Yu-Tzu Chang, a junior studying biochemistry and theology, said Groody’s course gave her a new perspective on how to see the world. 

One of the core principles of the class that resonated with Chang was embracing humility. 

“If you have the humility to be yourself, then you’re the most unique person in the world,” Chang said. 

Chang noted that everyone has their own gifts, talents and way of contributing to the world. She said Groody pushes one to figure out who they are through their own eyes before guiding them in matching that up to the world around them. 

Chang did not shy away from noting how challenging this is for college students, especially students at Notre Dame. 

“A lot of times we go into college and we think like we need to figure out our entire life right away,” she said. 

Chang said the stress from these challenges builds over time and results in unhealthy habits. 

“We get thrown into that hole of thinking we need to just keep moving forward in life and try to achieve as many things that we can, but I think the most important part of college is not that at all; it’s figuring out who you are,” Chang said. 

Groody echoed this idea of focusing on the wrong external noise.

“We spend a lot of time reading about other texts of other people’s lives or other material outside of us, but we don’t spend enough time reading the text of our own life — and in a disciplined way, in a way that actually goes deeper into understanding who we are,” he said. 

He said too many people spend their time emulating other people and not enough time trying to clarify what their own story is. Groody hopes the course and podcast will push students to identify their values and then find ways to connect those values to build a landscape of their life.

With the podcast, Groody wants to help listeners be at peace with their true selves and strengthen the community.
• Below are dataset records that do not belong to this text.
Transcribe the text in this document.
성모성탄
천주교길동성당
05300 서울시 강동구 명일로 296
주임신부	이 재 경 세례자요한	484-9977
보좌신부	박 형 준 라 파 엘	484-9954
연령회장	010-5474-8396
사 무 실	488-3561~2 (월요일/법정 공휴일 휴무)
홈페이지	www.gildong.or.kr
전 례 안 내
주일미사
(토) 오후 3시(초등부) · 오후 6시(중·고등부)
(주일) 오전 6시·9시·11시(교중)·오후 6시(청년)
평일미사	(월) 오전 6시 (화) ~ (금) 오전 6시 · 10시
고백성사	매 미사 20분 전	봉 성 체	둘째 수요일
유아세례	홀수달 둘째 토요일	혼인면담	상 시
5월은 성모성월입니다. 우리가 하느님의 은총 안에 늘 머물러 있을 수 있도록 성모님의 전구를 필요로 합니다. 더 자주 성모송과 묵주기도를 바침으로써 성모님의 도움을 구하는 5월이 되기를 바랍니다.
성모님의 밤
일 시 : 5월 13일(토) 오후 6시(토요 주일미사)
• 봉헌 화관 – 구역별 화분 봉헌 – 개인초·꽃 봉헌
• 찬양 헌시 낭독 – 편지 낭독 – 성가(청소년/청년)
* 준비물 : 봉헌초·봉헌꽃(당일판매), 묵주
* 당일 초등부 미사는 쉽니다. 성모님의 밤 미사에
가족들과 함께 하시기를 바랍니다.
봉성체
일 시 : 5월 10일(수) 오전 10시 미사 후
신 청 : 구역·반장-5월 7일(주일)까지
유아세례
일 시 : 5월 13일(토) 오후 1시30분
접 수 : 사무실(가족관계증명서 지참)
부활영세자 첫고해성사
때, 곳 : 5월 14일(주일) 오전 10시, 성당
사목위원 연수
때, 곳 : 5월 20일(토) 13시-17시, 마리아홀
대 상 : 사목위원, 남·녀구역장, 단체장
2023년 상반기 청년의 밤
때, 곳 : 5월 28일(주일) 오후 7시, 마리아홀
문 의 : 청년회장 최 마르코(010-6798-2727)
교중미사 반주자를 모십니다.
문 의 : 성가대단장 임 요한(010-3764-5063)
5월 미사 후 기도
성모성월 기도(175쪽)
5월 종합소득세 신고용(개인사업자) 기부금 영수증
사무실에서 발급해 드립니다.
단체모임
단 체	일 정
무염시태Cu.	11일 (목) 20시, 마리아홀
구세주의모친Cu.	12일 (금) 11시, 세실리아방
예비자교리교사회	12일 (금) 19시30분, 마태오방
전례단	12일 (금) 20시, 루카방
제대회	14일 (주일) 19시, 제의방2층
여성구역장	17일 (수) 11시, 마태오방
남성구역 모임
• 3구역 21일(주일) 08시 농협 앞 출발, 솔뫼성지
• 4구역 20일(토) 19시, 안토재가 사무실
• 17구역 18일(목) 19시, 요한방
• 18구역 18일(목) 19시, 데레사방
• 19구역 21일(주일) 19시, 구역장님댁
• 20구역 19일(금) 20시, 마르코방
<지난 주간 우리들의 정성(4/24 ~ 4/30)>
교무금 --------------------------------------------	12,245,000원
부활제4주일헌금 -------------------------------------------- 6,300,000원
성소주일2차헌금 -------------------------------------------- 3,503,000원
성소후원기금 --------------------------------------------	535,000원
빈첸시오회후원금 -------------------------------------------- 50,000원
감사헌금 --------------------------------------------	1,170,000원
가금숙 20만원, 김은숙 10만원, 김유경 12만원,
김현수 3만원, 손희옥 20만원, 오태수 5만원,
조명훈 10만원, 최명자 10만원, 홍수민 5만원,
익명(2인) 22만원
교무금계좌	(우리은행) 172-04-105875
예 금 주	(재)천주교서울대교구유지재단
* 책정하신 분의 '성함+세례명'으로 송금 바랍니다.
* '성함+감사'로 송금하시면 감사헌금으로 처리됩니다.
“The podcast is meant to stimulate reflection so that the conversations students have with others are conversations that are really of substance and depth, and that students walk away from these conversations feeling more aligned with what matters because of the value of the conversation,” he said.

One of Groody’s goals when educating is to nurture the kind of meaningful conversation that helps people grow. In connecting with students through this podcast, he hopes to encourage people to have more of these meaningful interactions with others. 

In conversation with his colleagues and Groody, senior Adam Achecar, who is majoring in science pre-professional with a supplemental major in theology, was inspired to take on a new challenge after graduation. 

“By participating in this course, I discovered my intersecting passion between my faith and medicine, which propelled me into applying to medical school this year,” Achecar said.

He is excited that the topics he discussed in the classroom with his colleagues will become available to the greater community through the podcast. 

I hope that in listening to this podcast, people will be able to discover what their true and false selves are, which will eventually lead them to an idea of what their hearts desire is,” Achecar said. 

Groody believes the “Heart’s Desire and Social Change” podcast can help people act in ways that align with others, not simply themselves. 

Achecar thinks expanding this perspective to more Notre Dame students has the ability to ignite campus in a new way. He believes this addition to ThinkND has the potential to create “a campus full of motivation and drive that will inevitably translate into unmeasurable success and outreach throughout the community of ND and beyond.”